Under euro rules, the 19 eurozone countries must keep their budget deficits at or below 3% of annual GDP and debt may not exceed 60% of GDP. While seven countries received an admonishment that budget drafts might not comply with the rules governing the single currency, Finland was one of a shorter list where "the planned fiscal adjustments fall short, or risk doing so, of what is required."
Serious, but expected
Finland's Finance Minister Petteri Orpo reacted to the warning by saying that while the message heard is a serious one, it was to be expected.
"This did not surprise us. We've already been involved in this process with the Commission for a few weeks already. While the Commission did not ask us for a new draft budget, the situation continues to be worrying," said Orpo.
The Commission's judgment is, however, conditional. Finland can still avoid sanctions by pointing to the structural reforms that are being implemented.
This, according to Orpo, may require even more strict adherence to savings measures and efforts to boost employment. He added that carrying out reforms in the economy to create jobs is crucial. If the economy and employment do not improve in time for the Commission's next interim review in April, the government will have to impose further austerity measures.

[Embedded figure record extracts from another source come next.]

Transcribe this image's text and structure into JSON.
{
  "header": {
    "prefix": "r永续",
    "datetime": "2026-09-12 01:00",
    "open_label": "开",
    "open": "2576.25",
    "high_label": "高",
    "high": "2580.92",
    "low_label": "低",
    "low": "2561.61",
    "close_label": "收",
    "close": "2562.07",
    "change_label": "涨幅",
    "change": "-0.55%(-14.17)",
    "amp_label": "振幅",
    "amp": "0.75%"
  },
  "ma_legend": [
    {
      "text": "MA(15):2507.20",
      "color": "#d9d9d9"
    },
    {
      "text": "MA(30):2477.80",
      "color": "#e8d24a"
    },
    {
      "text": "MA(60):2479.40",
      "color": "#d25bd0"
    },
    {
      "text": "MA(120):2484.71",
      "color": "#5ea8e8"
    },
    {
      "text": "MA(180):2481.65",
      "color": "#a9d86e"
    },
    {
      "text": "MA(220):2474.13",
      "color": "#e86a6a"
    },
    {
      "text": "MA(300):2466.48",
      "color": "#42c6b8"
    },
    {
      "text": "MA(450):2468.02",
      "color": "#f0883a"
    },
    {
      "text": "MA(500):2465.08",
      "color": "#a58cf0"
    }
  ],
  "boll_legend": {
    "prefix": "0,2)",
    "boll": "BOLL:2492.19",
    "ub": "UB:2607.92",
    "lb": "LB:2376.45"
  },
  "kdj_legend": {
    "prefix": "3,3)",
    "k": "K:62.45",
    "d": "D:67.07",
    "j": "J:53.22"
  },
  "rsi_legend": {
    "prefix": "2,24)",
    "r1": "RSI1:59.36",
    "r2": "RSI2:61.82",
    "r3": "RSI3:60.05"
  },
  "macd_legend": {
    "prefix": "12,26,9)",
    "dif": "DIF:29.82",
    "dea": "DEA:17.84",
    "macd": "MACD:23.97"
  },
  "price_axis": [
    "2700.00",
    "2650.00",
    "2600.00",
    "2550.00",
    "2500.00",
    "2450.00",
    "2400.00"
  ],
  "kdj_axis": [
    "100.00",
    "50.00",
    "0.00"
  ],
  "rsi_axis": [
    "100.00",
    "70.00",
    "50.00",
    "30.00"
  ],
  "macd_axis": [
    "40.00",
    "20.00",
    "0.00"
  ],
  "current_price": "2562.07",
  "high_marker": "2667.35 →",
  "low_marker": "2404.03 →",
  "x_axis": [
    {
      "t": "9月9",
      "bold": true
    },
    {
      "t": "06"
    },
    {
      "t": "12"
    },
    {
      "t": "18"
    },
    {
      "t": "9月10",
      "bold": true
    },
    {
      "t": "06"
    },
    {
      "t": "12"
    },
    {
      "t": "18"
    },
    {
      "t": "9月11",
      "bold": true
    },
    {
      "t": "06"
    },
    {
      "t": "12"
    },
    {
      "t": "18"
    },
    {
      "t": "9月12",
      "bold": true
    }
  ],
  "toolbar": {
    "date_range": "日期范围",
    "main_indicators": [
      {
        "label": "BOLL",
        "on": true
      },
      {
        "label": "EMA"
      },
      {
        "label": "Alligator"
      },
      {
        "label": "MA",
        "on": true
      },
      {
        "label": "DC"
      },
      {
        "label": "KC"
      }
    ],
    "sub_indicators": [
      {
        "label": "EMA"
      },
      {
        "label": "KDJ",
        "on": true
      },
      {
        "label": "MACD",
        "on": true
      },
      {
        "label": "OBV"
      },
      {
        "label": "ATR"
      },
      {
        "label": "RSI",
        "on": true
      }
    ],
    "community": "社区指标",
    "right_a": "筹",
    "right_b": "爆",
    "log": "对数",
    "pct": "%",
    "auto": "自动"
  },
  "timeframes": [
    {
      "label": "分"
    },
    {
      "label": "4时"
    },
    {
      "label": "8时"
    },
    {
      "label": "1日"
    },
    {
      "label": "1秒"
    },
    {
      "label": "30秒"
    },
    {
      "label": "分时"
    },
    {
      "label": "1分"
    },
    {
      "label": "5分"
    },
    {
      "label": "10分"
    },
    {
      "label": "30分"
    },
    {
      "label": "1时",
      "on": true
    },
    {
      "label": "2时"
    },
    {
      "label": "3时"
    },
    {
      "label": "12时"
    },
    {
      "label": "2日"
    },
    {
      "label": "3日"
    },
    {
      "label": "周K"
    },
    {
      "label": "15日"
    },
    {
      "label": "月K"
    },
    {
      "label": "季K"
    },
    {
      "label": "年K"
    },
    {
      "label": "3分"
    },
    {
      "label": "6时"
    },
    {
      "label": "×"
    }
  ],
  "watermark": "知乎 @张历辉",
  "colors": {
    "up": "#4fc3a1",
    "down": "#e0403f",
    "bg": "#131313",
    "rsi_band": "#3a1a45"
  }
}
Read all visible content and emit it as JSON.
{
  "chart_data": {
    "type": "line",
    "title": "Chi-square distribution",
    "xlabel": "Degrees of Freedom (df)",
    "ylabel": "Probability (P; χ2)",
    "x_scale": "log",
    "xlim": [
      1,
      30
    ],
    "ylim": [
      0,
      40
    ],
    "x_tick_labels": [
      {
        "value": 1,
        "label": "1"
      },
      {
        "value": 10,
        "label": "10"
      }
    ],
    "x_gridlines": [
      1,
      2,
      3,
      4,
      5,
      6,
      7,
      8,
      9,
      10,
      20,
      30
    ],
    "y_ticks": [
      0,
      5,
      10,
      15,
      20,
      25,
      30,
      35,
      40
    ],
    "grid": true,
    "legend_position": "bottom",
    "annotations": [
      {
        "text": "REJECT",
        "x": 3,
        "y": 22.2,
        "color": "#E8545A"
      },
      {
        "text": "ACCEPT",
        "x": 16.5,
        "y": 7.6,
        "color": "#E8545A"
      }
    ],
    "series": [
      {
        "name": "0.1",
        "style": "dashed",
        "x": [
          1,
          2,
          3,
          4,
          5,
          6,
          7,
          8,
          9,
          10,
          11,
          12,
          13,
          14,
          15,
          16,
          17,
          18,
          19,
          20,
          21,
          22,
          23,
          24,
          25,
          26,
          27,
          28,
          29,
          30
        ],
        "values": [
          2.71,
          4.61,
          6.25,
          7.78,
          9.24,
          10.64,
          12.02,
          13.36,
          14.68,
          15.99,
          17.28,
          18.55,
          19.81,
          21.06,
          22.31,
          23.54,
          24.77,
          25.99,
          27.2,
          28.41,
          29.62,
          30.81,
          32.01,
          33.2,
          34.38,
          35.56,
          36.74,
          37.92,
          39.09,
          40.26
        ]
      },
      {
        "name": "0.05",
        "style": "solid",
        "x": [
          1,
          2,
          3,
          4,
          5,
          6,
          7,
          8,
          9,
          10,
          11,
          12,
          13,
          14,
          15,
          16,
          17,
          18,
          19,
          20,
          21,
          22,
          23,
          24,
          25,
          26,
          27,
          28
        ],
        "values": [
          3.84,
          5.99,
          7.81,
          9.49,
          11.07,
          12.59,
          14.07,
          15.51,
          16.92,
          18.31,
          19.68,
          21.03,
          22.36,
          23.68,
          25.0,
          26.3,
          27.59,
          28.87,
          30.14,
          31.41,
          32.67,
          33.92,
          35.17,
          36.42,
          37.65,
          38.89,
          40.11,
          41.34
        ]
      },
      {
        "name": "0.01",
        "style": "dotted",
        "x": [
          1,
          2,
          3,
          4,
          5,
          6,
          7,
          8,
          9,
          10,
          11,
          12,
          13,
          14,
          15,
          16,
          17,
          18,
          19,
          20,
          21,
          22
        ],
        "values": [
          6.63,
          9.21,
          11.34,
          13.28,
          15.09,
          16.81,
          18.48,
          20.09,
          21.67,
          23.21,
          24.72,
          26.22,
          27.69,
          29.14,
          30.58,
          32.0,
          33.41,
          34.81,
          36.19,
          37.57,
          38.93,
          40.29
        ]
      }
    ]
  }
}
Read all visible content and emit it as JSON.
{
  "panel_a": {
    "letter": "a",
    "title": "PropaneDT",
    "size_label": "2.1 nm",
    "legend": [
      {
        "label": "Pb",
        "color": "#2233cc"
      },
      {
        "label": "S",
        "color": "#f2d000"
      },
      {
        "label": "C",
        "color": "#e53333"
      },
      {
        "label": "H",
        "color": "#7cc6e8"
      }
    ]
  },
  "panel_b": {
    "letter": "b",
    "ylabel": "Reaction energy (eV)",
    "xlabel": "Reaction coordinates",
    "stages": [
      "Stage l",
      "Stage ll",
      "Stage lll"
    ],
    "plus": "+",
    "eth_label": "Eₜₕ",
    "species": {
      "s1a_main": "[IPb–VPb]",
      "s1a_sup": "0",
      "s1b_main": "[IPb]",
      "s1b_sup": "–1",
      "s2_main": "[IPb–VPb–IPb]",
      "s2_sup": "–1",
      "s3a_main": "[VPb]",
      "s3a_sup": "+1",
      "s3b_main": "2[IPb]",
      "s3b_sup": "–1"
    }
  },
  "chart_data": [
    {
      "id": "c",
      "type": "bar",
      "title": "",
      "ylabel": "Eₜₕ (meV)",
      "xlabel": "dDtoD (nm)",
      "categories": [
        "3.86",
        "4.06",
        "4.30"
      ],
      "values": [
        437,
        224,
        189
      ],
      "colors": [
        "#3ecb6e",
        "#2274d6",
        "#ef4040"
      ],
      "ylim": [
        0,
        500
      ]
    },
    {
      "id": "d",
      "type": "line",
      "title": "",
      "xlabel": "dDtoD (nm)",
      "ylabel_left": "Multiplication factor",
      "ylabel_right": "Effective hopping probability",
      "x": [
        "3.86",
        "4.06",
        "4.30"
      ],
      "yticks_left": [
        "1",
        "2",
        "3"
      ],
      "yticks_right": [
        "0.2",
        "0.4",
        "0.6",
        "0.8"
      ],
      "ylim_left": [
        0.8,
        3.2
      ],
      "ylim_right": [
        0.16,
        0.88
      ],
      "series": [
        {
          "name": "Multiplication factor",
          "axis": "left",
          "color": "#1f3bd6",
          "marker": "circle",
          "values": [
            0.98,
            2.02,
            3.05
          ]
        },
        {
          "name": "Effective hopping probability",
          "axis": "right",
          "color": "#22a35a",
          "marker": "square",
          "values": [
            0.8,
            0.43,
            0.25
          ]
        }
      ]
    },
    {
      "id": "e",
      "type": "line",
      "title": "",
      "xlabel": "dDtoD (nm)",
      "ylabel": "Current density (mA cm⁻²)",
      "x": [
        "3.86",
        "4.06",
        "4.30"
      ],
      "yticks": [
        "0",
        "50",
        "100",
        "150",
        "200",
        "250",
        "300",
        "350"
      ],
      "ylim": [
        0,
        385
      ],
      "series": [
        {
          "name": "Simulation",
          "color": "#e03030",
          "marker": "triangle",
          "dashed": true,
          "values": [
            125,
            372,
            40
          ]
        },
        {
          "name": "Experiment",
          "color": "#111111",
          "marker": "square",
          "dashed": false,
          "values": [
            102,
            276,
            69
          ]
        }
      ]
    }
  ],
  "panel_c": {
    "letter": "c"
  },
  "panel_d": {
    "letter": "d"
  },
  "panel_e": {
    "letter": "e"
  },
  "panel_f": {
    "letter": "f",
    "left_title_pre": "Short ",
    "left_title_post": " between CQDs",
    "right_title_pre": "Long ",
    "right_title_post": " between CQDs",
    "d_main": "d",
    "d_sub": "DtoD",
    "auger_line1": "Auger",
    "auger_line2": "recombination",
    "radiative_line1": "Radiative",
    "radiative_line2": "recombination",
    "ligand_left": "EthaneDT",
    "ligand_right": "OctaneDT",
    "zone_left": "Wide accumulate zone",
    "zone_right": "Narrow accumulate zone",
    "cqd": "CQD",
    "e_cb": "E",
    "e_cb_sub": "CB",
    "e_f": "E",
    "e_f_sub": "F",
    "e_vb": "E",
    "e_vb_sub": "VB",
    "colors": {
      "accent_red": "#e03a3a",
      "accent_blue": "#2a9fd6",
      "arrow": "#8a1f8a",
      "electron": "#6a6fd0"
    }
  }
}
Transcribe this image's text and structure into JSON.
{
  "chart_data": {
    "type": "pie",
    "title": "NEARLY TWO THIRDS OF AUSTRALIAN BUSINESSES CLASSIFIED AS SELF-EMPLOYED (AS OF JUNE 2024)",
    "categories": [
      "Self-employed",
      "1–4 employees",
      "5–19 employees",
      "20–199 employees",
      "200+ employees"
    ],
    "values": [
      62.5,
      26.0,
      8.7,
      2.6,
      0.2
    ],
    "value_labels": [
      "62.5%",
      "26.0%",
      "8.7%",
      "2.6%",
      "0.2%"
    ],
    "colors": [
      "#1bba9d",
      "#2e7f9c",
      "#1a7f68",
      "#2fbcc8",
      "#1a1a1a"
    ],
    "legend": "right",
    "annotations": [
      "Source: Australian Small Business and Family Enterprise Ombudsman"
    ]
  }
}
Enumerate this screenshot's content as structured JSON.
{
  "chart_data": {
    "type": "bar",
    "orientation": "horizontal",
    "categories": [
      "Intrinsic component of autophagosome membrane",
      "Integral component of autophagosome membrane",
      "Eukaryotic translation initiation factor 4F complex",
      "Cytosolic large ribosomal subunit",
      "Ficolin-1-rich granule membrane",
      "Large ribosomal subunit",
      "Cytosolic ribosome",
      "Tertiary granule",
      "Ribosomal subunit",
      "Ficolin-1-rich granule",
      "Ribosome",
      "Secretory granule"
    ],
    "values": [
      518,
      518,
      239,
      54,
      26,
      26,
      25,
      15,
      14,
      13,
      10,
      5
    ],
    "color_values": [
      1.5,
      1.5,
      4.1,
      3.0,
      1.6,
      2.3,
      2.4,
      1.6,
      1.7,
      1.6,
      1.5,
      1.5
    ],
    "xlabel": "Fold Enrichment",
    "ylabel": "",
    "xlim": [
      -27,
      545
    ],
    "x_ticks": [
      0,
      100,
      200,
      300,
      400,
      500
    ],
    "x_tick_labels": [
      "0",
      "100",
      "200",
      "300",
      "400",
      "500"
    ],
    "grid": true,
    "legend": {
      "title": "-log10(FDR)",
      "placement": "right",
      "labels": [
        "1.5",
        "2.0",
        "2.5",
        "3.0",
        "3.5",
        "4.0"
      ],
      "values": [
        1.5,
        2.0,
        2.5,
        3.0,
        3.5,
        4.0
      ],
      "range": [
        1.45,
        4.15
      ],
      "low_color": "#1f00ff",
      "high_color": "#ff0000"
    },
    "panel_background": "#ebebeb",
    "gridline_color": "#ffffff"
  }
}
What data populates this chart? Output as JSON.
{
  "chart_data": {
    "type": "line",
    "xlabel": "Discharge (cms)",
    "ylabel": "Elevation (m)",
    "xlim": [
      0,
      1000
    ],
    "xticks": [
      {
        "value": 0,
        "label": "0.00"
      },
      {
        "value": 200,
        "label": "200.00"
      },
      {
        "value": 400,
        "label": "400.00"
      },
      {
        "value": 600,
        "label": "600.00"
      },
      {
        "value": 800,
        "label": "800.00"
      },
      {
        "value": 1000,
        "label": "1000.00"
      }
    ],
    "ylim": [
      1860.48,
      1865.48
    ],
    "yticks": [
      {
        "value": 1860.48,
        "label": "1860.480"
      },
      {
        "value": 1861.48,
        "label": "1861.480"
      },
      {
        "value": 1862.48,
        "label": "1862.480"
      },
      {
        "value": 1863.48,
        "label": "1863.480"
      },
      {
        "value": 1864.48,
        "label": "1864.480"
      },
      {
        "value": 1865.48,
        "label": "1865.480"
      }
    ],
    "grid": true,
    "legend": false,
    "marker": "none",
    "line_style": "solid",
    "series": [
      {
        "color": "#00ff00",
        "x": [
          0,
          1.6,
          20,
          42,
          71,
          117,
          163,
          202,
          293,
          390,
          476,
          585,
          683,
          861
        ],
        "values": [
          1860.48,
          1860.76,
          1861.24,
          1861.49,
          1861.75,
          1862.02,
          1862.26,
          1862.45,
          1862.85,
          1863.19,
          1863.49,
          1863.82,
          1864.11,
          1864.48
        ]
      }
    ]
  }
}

Finland has several times come close to being subject to EU excessive debt procedures. Last spring the EU Commission decided that even though Finland had exceeded the 60% limit of debt to GDP, it was still in overall compliance with the Stability and Growth Pact.
Prime Minister Juha Sipilä stated in September 2015 that becoming subject to excessive deficit procedures would in practice mean that decision-making power concerning budget cuts would shift to the EU Commission.